There are two conflicting themes floating around the wider worlds of technology-enhanced learning at the moment – the notion that the lecture is dead, and at odds with this, an increasingly loud voice from researchers and students who believe that all lectures should be filmed and made available to students for later viewing.
Let’s take each of these separately. Item 1: the lecture, apparently, is an outmoded form of teaching and learning that may once have been a useful way of conveying knowledge to an illiterate populace, but has long since had its day. This is by no means a modern notion. Indeed, the lecture format has been questioned for many years. Samuel Johnson (1709-1784) long ago produced his own straightforward critique of lectures:
‘People have nowadays…got a strange opinion that everything should be taught by lectures. Now, I cannot see that lectures can do as much good as reading the books from which the lectures are taken…Lectures were once useful, but now, when all can read, and books are so numerous, lectures are unnecessary.’

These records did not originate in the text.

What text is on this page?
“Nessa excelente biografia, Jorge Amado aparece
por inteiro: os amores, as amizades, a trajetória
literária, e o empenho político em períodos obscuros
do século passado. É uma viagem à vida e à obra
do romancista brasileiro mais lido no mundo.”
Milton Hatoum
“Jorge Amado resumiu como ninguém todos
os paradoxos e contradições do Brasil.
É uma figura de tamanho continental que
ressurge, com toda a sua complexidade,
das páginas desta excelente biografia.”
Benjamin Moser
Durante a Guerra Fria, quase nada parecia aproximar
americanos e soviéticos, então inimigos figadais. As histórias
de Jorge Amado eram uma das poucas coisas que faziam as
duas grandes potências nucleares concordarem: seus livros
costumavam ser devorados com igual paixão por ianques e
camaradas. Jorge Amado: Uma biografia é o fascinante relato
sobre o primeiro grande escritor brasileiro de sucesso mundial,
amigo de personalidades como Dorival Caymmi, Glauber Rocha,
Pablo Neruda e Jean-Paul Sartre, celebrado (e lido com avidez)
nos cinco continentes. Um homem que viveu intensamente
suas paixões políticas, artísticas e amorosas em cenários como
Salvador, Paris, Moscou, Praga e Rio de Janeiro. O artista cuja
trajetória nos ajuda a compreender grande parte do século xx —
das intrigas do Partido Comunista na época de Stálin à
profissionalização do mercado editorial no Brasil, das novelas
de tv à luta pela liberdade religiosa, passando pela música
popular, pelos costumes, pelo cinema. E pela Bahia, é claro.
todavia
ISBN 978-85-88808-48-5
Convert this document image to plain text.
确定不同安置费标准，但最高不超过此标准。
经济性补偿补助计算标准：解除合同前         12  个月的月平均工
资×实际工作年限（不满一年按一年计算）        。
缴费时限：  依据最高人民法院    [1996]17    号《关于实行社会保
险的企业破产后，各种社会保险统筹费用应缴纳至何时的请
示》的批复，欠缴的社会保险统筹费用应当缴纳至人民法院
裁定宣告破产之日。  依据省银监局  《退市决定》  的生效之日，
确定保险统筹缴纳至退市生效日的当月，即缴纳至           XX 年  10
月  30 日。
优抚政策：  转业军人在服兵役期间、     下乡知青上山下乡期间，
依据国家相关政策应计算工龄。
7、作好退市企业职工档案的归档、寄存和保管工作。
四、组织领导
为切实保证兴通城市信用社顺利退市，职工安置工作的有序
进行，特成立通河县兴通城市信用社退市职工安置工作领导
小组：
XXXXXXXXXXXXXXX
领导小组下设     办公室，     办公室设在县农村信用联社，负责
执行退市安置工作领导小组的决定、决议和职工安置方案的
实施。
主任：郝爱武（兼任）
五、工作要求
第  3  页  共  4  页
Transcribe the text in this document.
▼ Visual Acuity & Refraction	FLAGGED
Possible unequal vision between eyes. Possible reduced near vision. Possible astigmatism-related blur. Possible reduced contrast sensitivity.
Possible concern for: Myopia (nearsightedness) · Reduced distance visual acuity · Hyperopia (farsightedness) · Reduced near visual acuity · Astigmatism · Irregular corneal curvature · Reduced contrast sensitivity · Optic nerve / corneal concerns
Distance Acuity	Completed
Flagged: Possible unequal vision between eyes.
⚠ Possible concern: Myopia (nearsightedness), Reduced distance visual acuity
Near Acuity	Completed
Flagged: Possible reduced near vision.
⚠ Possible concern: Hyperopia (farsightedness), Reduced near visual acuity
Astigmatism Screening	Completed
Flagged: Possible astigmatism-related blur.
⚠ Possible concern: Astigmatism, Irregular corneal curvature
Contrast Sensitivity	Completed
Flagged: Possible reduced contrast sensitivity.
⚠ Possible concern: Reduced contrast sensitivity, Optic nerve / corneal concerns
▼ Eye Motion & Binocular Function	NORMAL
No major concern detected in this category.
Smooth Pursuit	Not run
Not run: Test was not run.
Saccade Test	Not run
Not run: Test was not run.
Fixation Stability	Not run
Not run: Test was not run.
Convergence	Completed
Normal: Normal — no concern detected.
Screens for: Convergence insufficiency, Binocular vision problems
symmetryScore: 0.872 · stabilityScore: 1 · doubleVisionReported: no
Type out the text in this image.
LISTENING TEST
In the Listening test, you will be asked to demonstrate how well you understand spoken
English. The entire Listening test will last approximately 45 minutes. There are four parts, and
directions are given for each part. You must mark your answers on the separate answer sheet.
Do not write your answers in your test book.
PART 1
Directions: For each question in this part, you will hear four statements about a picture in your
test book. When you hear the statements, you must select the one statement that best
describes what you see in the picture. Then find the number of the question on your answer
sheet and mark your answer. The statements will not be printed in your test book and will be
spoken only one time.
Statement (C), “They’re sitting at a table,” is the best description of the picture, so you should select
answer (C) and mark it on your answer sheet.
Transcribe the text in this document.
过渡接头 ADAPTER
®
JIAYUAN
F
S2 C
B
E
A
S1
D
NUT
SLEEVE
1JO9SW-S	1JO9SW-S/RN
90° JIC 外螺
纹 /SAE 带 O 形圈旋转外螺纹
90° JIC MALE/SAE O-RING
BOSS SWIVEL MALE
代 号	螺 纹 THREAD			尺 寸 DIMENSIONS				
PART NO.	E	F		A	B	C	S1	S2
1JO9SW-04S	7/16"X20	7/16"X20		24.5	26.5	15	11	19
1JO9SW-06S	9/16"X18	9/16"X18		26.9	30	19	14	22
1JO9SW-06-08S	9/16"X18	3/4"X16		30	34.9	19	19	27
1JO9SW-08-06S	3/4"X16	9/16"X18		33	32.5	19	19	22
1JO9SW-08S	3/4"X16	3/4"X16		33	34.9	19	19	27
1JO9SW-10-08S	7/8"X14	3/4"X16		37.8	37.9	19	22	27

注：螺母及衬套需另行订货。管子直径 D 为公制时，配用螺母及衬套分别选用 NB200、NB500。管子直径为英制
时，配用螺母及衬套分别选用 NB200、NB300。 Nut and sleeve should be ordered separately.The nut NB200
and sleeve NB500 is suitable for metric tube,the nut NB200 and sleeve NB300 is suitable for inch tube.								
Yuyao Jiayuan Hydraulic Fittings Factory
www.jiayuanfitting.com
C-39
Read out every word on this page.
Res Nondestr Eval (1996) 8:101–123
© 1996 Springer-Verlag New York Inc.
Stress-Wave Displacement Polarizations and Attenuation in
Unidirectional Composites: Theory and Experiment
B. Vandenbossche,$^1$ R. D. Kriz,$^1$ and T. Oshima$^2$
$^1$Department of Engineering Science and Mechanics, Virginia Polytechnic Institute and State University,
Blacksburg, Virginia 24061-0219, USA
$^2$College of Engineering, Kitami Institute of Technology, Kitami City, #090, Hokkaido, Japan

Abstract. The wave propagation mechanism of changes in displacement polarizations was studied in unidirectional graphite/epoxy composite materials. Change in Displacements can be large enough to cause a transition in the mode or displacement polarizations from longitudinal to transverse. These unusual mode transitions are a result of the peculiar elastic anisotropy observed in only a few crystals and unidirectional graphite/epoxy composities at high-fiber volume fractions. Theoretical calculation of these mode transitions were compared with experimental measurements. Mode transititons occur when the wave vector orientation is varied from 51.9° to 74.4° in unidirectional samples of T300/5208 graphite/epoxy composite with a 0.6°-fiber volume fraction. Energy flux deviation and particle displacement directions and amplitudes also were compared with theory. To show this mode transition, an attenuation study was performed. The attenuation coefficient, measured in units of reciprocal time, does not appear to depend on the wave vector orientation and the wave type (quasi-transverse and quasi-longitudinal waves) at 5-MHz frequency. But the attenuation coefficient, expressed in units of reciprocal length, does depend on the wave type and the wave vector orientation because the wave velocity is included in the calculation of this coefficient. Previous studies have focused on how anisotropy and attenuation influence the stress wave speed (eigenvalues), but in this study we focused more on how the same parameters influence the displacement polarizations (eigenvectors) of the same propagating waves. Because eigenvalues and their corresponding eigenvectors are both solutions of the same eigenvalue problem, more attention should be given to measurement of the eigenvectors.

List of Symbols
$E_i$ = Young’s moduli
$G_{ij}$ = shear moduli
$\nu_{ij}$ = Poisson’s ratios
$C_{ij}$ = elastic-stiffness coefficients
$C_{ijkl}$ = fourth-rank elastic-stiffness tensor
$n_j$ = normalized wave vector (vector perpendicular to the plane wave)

A quick search of the Internet suggests the term ‘the lecture is dead’ before I have even finished typing my search query. A quick scan through the first half a dozen blog posts, online articles and journals repeat the same message: ‘nobody learns if you talk at them for 3 hours.’ This is doubly true for the guys who fall asleep during such passive experiences I guess.
Ok. So let’s agree then, that the traditional lecture is no longer required as we can find what we need to know ourselves, and sitting passively in a lecture theatre for long periods of time does not teach us anything anyway.
On to item 2: lectures should be filmed so that students can watch them online in their own time. Lecture capture is certainly front and centre at my institution, with four big-name providers showcasing their brands in the next few weeks. It’ll be like Dragons’ Den, with all four companies being scrutinized for the chance to provide the entire university with a solution only their company can deliver. I have already written about my experiences with lecture capture elsewhere in this blog, so won’t cloud the issue by repeating them here.
Now, if I were a student who didn’t need to attend a live lecture because I could watch it whenever I wanted – with the added benefit of being able to pause, rewind and re-watch, or even spread the whole thing over a few evenings to make it more manageable- then that’s exactly what I would do. And this brings up a new issue: if nobody goes to a live lecture because they know it’s being recorded, then what happens? Does the lecturer ‘perform’ to an empty auditorium? And hang on a minute – isn’t the lecture supposed to be dead anyway?
Should we be spending vast sums of money kitting out lecture theatres with HD cameras and sophisticated microphones if the same spaces are empty and the concept of the lecture obsolete? Should we, perhaps, be making better use of our resources?
One solution would be to support academic staff to sit in front of their computer with a web cam and a microphone, and to show them how to use screen-casting software. They could go on to record their lectures at a time and in a location that suits them, and upload the results at the fraction of the cost of lecture capture hardware and software. In the future, disused lecture theatres could then be repurposed and turned into cinemas. Or fast food outlets.